You don’t have to think too hard to understand why 3D mapping is important and useful commercially. Certainly we can see why companies might want a complete map of their real estate, so they can identify weaknesses, track preservation needs, or make improvements on a design. But 3D mapping can also help us conserve the physical reality of a place because places change over time, and when they change we lose something about what was once there, usually forever.
These aren’t limp ideas. Just think about it. The difference between a 2D photograph and a full 3D map of a historic place, including its surroundings, is huge. Photographs can give you a strong emotional connection to a place, but when it comes to understanding the physicality of it, both in case you’d like to restore or preserve it, but also simply for the sake of the future, 3D mapping provides so much detail that it’s like, well, being there yourself.
Drones make 3D mapping possible using photogrammetry, which is “the use of photography in surveying and mapping to measure distances between objects.” Originally photogrammetry happened using high quality cameras in airplanes, which flew back and forth over the location being mapped. Now, using drones, most of which come equipped with high quality cameras, photogrammetry can be done pretty inexpensively and quickly.
Here is how drones collect the data needed to create a 3D map:
First, you take a Point of Interest flight. The drone flies around the object or site to be mapped in a circle, taking a bunch of pictures as it flies. The GPS in the drone will record the drone’s exact location when a photo was taken, where the camera was faced, and other related information necessary to create a full 3D map.
Second, you take a scanning flight. In this flight, the drone passes back and forth across the site taking pictures, again with the GPS recording all of the locational details that will be used later in creating the 3D map. Now you have all the data you need to create a 3D map. And when you look at these maps, it’s like being there yourself.

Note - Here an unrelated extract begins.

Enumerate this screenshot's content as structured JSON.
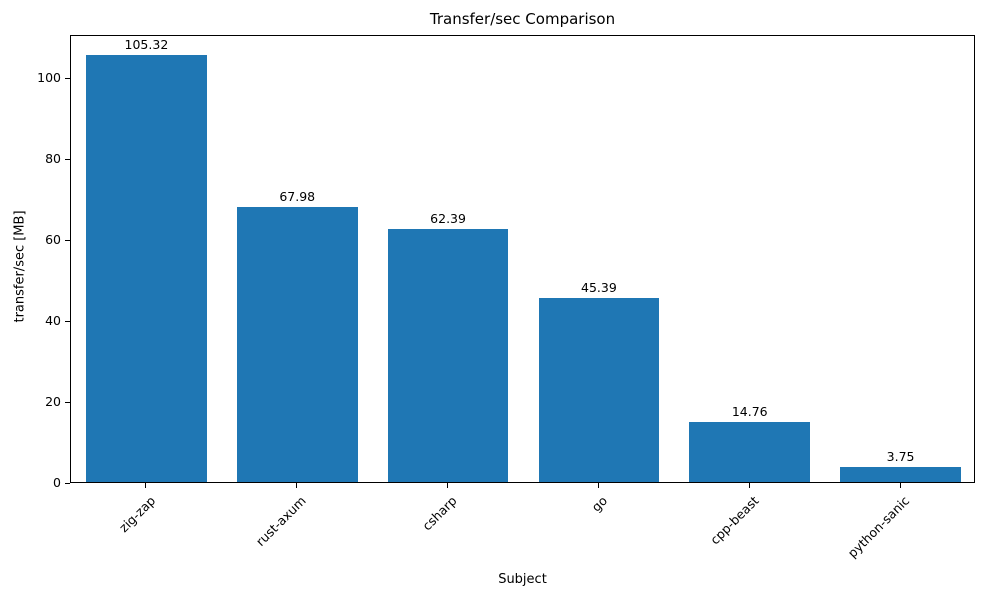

Many people are offended at the thought of drones flying over their homes and invading their privacy. But looking at practical applications for this technology, there are some big positives. Beyond the preservation of historic sites, which is in and of itself a great thing, this new technology has a powerful potential for motivating students to pursue studies in STEM (Science, Technology, Engineering, and Mathematics). Given how accessible this technology is now, students could create their own 3D maps fairly inexpensively, and take on projects that could be of great importance to them and their communities while also forwarding their interest in fields that could lead to rewarding careers.